Je le reconnais, l'article 8 n'est pas nécessairement au coeur du sujet, je ne fais pas de lien entre cette proposition de loi et les retraites, nous verrons avec mon co-rapporteur, le sujet pourrait aussi être traité en loi de finances. Je suis pour ma part ouvert sur cette question, d'autant que l'enjeu est minime, il s'élève à 13 millions d'euros.
Madame Vermeillet, nous voulons un comparateur aussi transparent que possible et diffusé sur internet, avec l'ensemble des frais.
Vincent Segouin a évoqué le risque systémique de la transférabilité ; on nous avait dit aussi que la transférabilité de l'assurance emprunteur entraînerait l'effondrement du marché. Cela ne s'est pas produit. Là encore, les acteurs s'adapteront ; d'ailleurs, ils récupéreront aussi des contrats entrants ! Le risque n'a en tout cas pas été chiffré. Du reste, c'est vrai, la transférabilité existe effectivement sur le PER.
Monsieur Bazin, nos chiffres sont fondés sur des simulations s'appuyant sur les données de l'Autorité européenne des marchés financiers. Par ailleurs, vous avez raison, on nous oppose le code de déontologie, mais l'appât du gain existe aussi. Ce n'est pas forcément dans l'intérêt des épargnants de renouveler leur portefeuille mais cela peut être dans l'intérêt des gestionnaires, en raison des commissions de mouvement qui s'appliquent. Ces commissions sont d'ailleurs une exception française que les acteurs eux-mêmes ont eu du mal à défendre. Leur interdiction pure et simple s'impose donc.

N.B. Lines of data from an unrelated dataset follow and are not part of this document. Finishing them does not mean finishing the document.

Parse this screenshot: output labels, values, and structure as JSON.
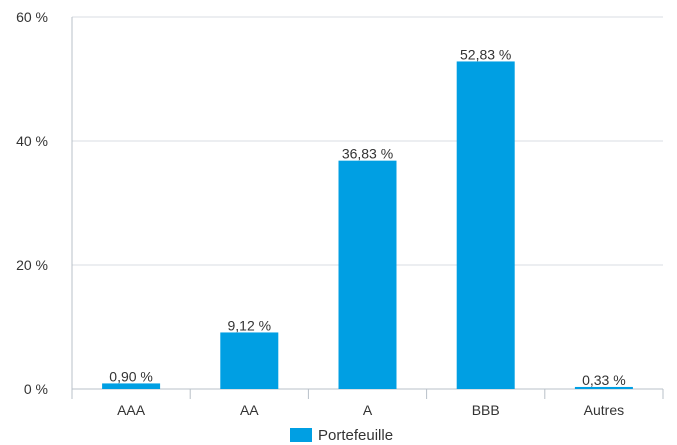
{
  "chart_data": {
    "type": "bar",
    "categories": [
      "AAA",
      "AA",
      "A",
      "BBB",
      "Autres"
    ],
    "series": [
      {
        "name": "Portefeuille",
        "values": [
          0.9,
          9.12,
          36.83,
          52.83,
          0.33
        ],
        "data_labels": [
          "0,90 %",
          "9,12 %",
          "36,83 %",
          "52,83 %",
          "0,33 %"
        ]
      }
    ],
    "y_ticks": [
      0,
      20,
      40,
      60
    ],
    "y_tick_labels": [
      "0 %",
      "20 %",
      "40 %",
      "60 %"
    ],
    "ylim": [
      0,
      60
    ],
    "grid": true,
    "legend_position": "bottom-center",
    "colors": {
      "bar": "#009fe3",
      "grid": "#d9dde3",
      "axis": "#b8c0c8",
      "text": "#333333"
    }
  }
}
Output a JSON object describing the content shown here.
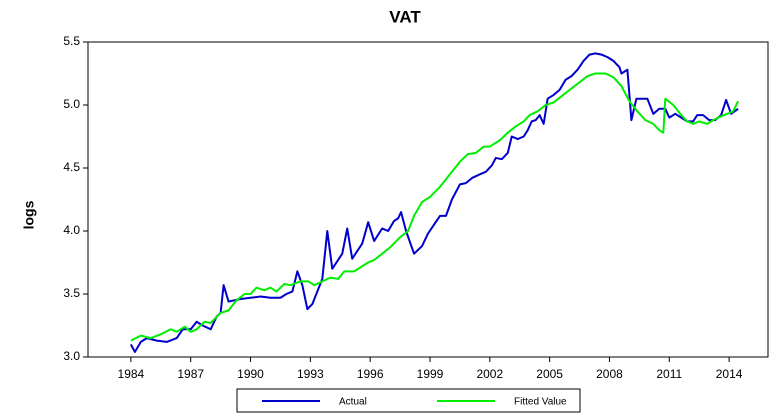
{
  "chart_data": {
    "type": "line",
    "title": "VAT",
    "y_label": "logs",
    "xlim": [
      1981.85,
      2015.95
    ],
    "xticks": [
      1984,
      1987,
      1990,
      1993,
      1996,
      1999,
      2002,
      2005,
      2008,
      2011,
      2014
    ],
    "ylim": [
      3.0,
      5.5
    ],
    "yticks": [
      {
        "value": 3.0,
        "label": "3.0"
      },
      3.5,
      {
        "value": 4.0,
        "label": "4.0"
      },
      4.5,
      {
        "value": 5.0,
        "label": "5.0"
      },
      5.5
    ],
    "series": [
      {
        "name": "Actual",
        "color": "#0000cc",
        "x": [
          1984.0,
          1984.2,
          1984.5,
          1984.8,
          1985.3,
          1985.8,
          1986.3,
          1986.6,
          1987.0,
          1987.3,
          1987.6,
          1988.0,
          1988.3,
          1988.5,
          1988.65,
          1988.9,
          1989.5,
          1990.0,
          1990.5,
          1991.0,
          1991.5,
          1991.8,
          1992.1,
          1992.35,
          1992.6,
          1992.85,
          1993.1,
          1993.6,
          1993.85,
          1994.1,
          1994.6,
          1994.85,
          1995.1,
          1995.6,
          1995.9,
          1996.2,
          1996.6,
          1996.9,
          1997.2,
          1997.4,
          1997.55,
          1997.8,
          1998.2,
          1998.6,
          1998.9,
          1999.2,
          1999.5,
          1999.8,
          2000.1,
          2000.5,
          2000.8,
          2001.1,
          2001.5,
          2001.8,
          2002.1,
          2002.3,
          2002.6,
          2002.9,
          2003.1,
          2003.4,
          2003.7,
          2003.9,
          2004.1,
          2004.3,
          2004.5,
          2004.7,
          2004.9,
          2005.2,
          2005.5,
          2005.8,
          2006.1,
          2006.4,
          2006.7,
          2007.0,
          2007.3,
          2007.6,
          2007.9,
          2008.2,
          2008.5,
          2008.6,
          2008.9,
          2009.1,
          2009.35,
          2009.9,
          2010.2,
          2010.5,
          2010.8,
          2011.0,
          2011.3,
          2011.6,
          2011.9,
          2012.2,
          2012.4,
          2012.7,
          2013.0,
          2013.3,
          2013.6,
          2013.85,
          2014.1,
          2014.45
        ],
        "values": [
          3.1,
          3.04,
          3.12,
          3.15,
          3.13,
          3.12,
          3.15,
          3.22,
          3.22,
          3.28,
          3.25,
          3.22,
          3.32,
          3.35,
          3.57,
          3.44,
          3.46,
          3.47,
          3.48,
          3.47,
          3.47,
          3.5,
          3.52,
          3.68,
          3.57,
          3.38,
          3.42,
          3.62,
          4.0,
          3.7,
          3.82,
          4.02,
          3.78,
          3.9,
          4.07,
          3.92,
          4.02,
          4.0,
          4.08,
          4.1,
          4.15,
          4.0,
          3.82,
          3.88,
          3.98,
          4.05,
          4.12,
          4.12,
          4.25,
          4.37,
          4.38,
          4.42,
          4.45,
          4.47,
          4.52,
          4.58,
          4.57,
          4.62,
          4.75,
          4.73,
          4.75,
          4.8,
          4.87,
          4.88,
          4.92,
          4.85,
          5.05,
          5.08,
          5.12,
          5.2,
          5.23,
          5.28,
          5.35,
          5.4,
          5.41,
          5.4,
          5.38,
          5.35,
          5.3,
          5.25,
          5.28,
          4.88,
          5.05,
          5.05,
          4.93,
          4.97,
          4.97,
          4.9,
          4.93,
          4.9,
          4.87,
          4.87,
          4.92,
          4.92,
          4.88,
          4.88,
          4.92,
          5.04,
          4.93,
          4.97
        ]
      },
      {
        "name": "Fitted Value",
        "color": "#00ee00",
        "x": [
          1984.0,
          1984.5,
          1985.0,
          1985.5,
          1986.0,
          1986.3,
          1986.7,
          1987.0,
          1987.3,
          1987.7,
          1988.0,
          1988.5,
          1988.9,
          1989.3,
          1989.7,
          1990.0,
          1990.3,
          1990.7,
          1991.0,
          1991.3,
          1991.7,
          1992.0,
          1992.5,
          1992.9,
          1993.2,
          1993.6,
          1994.0,
          1994.4,
          1994.7,
          1995.2,
          1995.6,
          1995.9,
          1996.2,
          1996.6,
          1997.0,
          1997.5,
          1997.9,
          1998.2,
          1998.6,
          1999.0,
          1999.5,
          2000.0,
          2000.5,
          2000.9,
          2001.3,
          2001.7,
          2002.0,
          2002.5,
          2002.9,
          2003.3,
          2003.7,
          2004.0,
          2004.4,
          2004.8,
          2005.2,
          2005.6,
          2006.0,
          2006.5,
          2006.9,
          2007.3,
          2007.8,
          2008.2,
          2008.6,
          2009.0,
          2009.4,
          2009.8,
          2010.2,
          2010.5,
          2010.7,
          2010.8,
          2011.2,
          2011.6,
          2011.9,
          2012.2,
          2012.5,
          2012.9,
          2013.2,
          2013.6,
          2013.9,
          2014.2,
          2014.45
        ],
        "values": [
          3.13,
          3.17,
          3.15,
          3.18,
          3.22,
          3.2,
          3.24,
          3.2,
          3.22,
          3.28,
          3.27,
          3.35,
          3.37,
          3.45,
          3.5,
          3.5,
          3.55,
          3.53,
          3.55,
          3.52,
          3.58,
          3.57,
          3.6,
          3.6,
          3.57,
          3.6,
          3.63,
          3.62,
          3.68,
          3.68,
          3.72,
          3.75,
          3.77,
          3.82,
          3.87,
          3.95,
          4.0,
          4.12,
          4.23,
          4.27,
          4.35,
          4.45,
          4.55,
          4.61,
          4.62,
          4.67,
          4.67,
          4.72,
          4.78,
          4.83,
          4.87,
          4.92,
          4.95,
          5.0,
          5.02,
          5.07,
          5.12,
          5.18,
          5.23,
          5.25,
          5.25,
          5.22,
          5.15,
          5.03,
          4.95,
          4.88,
          4.85,
          4.8,
          4.78,
          5.05,
          5.0,
          4.92,
          4.87,
          4.85,
          4.87,
          4.85,
          4.88,
          4.91,
          4.93,
          4.95,
          5.03
        ]
      }
    ]
  }
}
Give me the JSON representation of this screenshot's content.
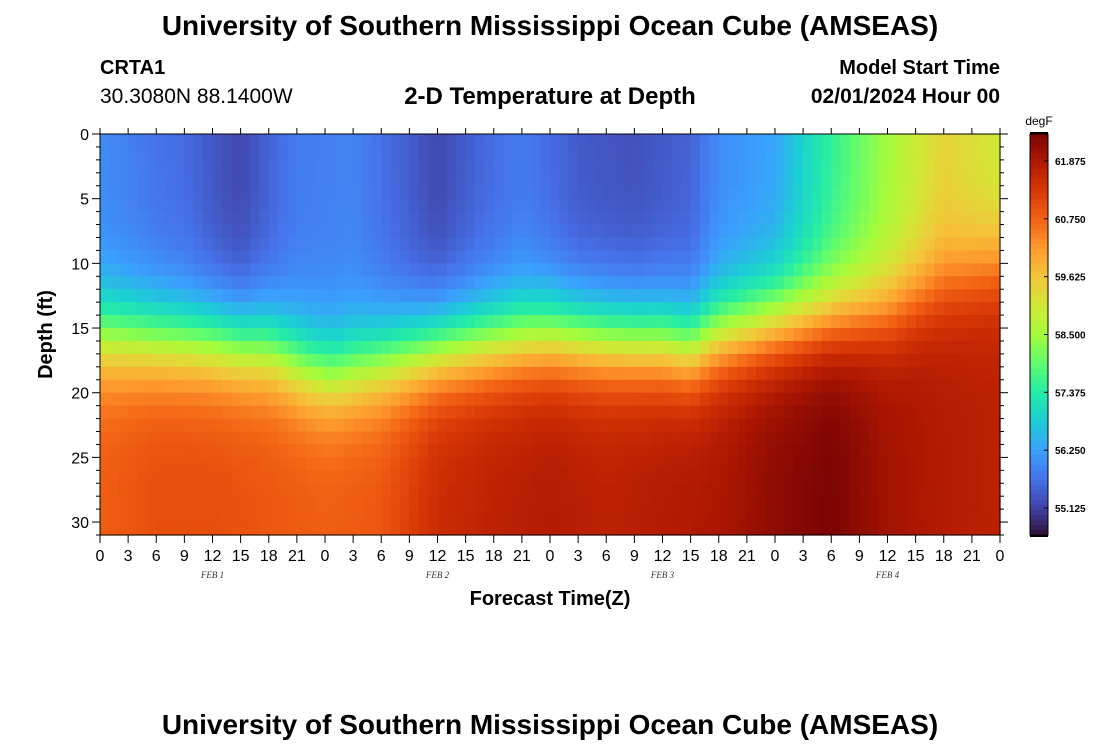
{
  "header": {
    "title": "University of Southern Mississippi Ocean Cube (AMSEAS)",
    "station_id": "CRTA1",
    "coordinates": "30.3080N  88.1400W",
    "subtitle": "2-D Temperature at Depth",
    "model_start_label": "Model Start Time",
    "model_start_value": "02/01/2024 Hour 00"
  },
  "footer": {
    "title": "University of Southern Mississippi Ocean Cube (AMSEAS)"
  },
  "chart_data": {
    "type": "heatmap",
    "title": "2-D Temperature at Depth",
    "xlabel": "Forecast Time(Z)",
    "ylabel": "Depth (ft)",
    "x_hours": [
      0,
      96
    ],
    "x_tick_labels": [
      "0",
      "3",
      "6",
      "9",
      "12",
      "15",
      "18",
      "21",
      "0",
      "3",
      "6",
      "9",
      "12",
      "15",
      "18",
      "21",
      "0",
      "3",
      "6",
      "9",
      "12",
      "15",
      "18",
      "21",
      "0",
      "3",
      "6",
      "9",
      "12",
      "15",
      "18",
      "21",
      "0"
    ],
    "day_labels": [
      {
        "label": "FEB 1",
        "hour": 12
      },
      {
        "label": "FEB 2",
        "hour": 36
      },
      {
        "label": "FEB 3",
        "hour": 60
      },
      {
        "label": "FEB 4",
        "hour": 84
      }
    ],
    "ylim": [
      0,
      31
    ],
    "y_ticks": [
      0,
      5,
      10,
      15,
      20,
      25,
      30
    ],
    "colorbar": {
      "unit": "degF",
      "min": 54.6,
      "max": 62.4,
      "ticks": [
        "61.875",
        "60.750",
        "59.625",
        "58.500",
        "57.375",
        "56.250",
        "55.125"
      ],
      "colors": [
        "#30123b",
        "#4145ab",
        "#4675ed",
        "#39a2fc",
        "#1bcfd4",
        "#24eca6",
        "#61fc6c",
        "#a4fc3b",
        "#d1e834",
        "#f3c63a",
        "#fe9b2d",
        "#f36315",
        "#d93806",
        "#b11901",
        "#7a0403"
      ]
    },
    "top_layer": {
      "x_hours": [
        0,
        6,
        9,
        13,
        15,
        21,
        27,
        36,
        40,
        45,
        51,
        57,
        63,
        66,
        72,
        78,
        84,
        90,
        96
      ],
      "values": [
        56.0,
        55.7,
        55.6,
        55.3,
        55.2,
        55.8,
        55.9,
        55.2,
        55.5,
        55.8,
        55.4,
        55.3,
        55.5,
        56.0,
        56.3,
        57.5,
        58.5,
        59.4,
        59.0
      ]
    },
    "thermocline_depth_ft": {
      "x_hours": [
        0,
        6,
        12,
        18,
        22,
        25,
        30,
        36,
        42,
        48,
        54,
        60,
        63,
        66,
        72,
        78,
        84,
        87,
        90,
        96
      ],
      "values": [
        15.5,
        15.8,
        16.0,
        16.5,
        18.0,
        18.5,
        17.5,
        16.5,
        16.0,
        15.5,
        15.8,
        16.0,
        16.5,
        15.5,
        14.5,
        14.0,
        13.5,
        12.5,
        11.5,
        10.0
      ]
    },
    "bottom_layer": {
      "x_hours": [
        0,
        6,
        12,
        18,
        24,
        30,
        36,
        42,
        48,
        54,
        60,
        66,
        72,
        78,
        84,
        90,
        96
      ],
      "values": [
        60.8,
        61.0,
        61.0,
        60.9,
        60.8,
        60.9,
        61.5,
        61.7,
        61.8,
        61.7,
        61.8,
        61.9,
        62.2,
        62.4,
        62.0,
        61.8,
        61.7
      ]
    }
  }
}
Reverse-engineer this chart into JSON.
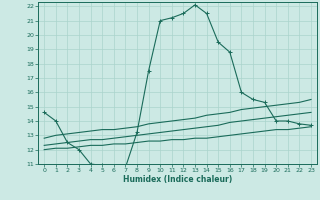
{
  "title": "",
  "xlabel": "Humidex (Indice chaleur)",
  "ylabel": "",
  "bg_color": "#cce9e4",
  "grid_color": "#aad4cc",
  "line_color": "#1a6b5a",
  "xlim": [
    -0.5,
    23.5
  ],
  "ylim": [
    11,
    22.3
  ],
  "yticks": [
    11,
    12,
    13,
    14,
    15,
    16,
    17,
    18,
    19,
    20,
    21,
    22
  ],
  "xticks": [
    0,
    1,
    2,
    3,
    4,
    5,
    6,
    7,
    8,
    9,
    10,
    11,
    12,
    13,
    14,
    15,
    16,
    17,
    18,
    19,
    20,
    21,
    22,
    23
  ],
  "curve1_x": [
    0,
    1,
    2,
    3,
    4,
    5,
    6,
    7,
    8,
    9,
    10,
    11,
    12,
    13,
    14,
    15,
    16,
    17,
    18,
    19,
    20,
    21,
    22,
    23
  ],
  "curve1_y": [
    14.6,
    14.0,
    12.5,
    12.0,
    11.0,
    10.9,
    10.75,
    10.75,
    13.2,
    17.5,
    21.0,
    21.2,
    21.5,
    22.1,
    21.5,
    19.5,
    18.8,
    16.0,
    15.5,
    15.3,
    14.0,
    14.0,
    13.8,
    13.7
  ],
  "curve2_x": [
    0,
    1,
    2,
    3,
    4,
    5,
    6,
    7,
    8,
    9,
    10,
    11,
    12,
    13,
    14,
    15,
    16,
    17,
    18,
    19,
    20,
    21,
    22,
    23
  ],
  "curve2_y": [
    12.8,
    13.0,
    13.1,
    13.2,
    13.3,
    13.4,
    13.4,
    13.5,
    13.6,
    13.8,
    13.9,
    14.0,
    14.1,
    14.2,
    14.4,
    14.5,
    14.6,
    14.8,
    14.9,
    15.0,
    15.1,
    15.2,
    15.3,
    15.5
  ],
  "curve3_x": [
    0,
    1,
    2,
    3,
    4,
    5,
    6,
    7,
    8,
    9,
    10,
    11,
    12,
    13,
    14,
    15,
    16,
    17,
    18,
    19,
    20,
    21,
    22,
    23
  ],
  "curve3_y": [
    12.3,
    12.4,
    12.5,
    12.6,
    12.7,
    12.7,
    12.8,
    12.9,
    13.0,
    13.1,
    13.2,
    13.3,
    13.4,
    13.5,
    13.6,
    13.7,
    13.9,
    14.0,
    14.1,
    14.2,
    14.3,
    14.4,
    14.5,
    14.6
  ],
  "curve4_x": [
    0,
    1,
    2,
    3,
    4,
    5,
    6,
    7,
    8,
    9,
    10,
    11,
    12,
    13,
    14,
    15,
    16,
    17,
    18,
    19,
    20,
    21,
    22,
    23
  ],
  "curve4_y": [
    12.0,
    12.1,
    12.1,
    12.2,
    12.3,
    12.3,
    12.4,
    12.4,
    12.5,
    12.6,
    12.6,
    12.7,
    12.7,
    12.8,
    12.8,
    12.9,
    13.0,
    13.1,
    13.2,
    13.3,
    13.4,
    13.4,
    13.5,
    13.6
  ]
}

Monsieur Breuiller, sur le financement participatif, nos dispositions sont la transposition de ce que l'ACPR demande déjà aux acteurs du financement participatif couverts par des obligations déclaratives au titre de la lutte contre le blanchiment des capitaux et le financement du terrorisme. Nous ne voulons nullement alourdir le processus. Simplement, nous voulons une harmonisation et éviter les « trous dans la raquette ».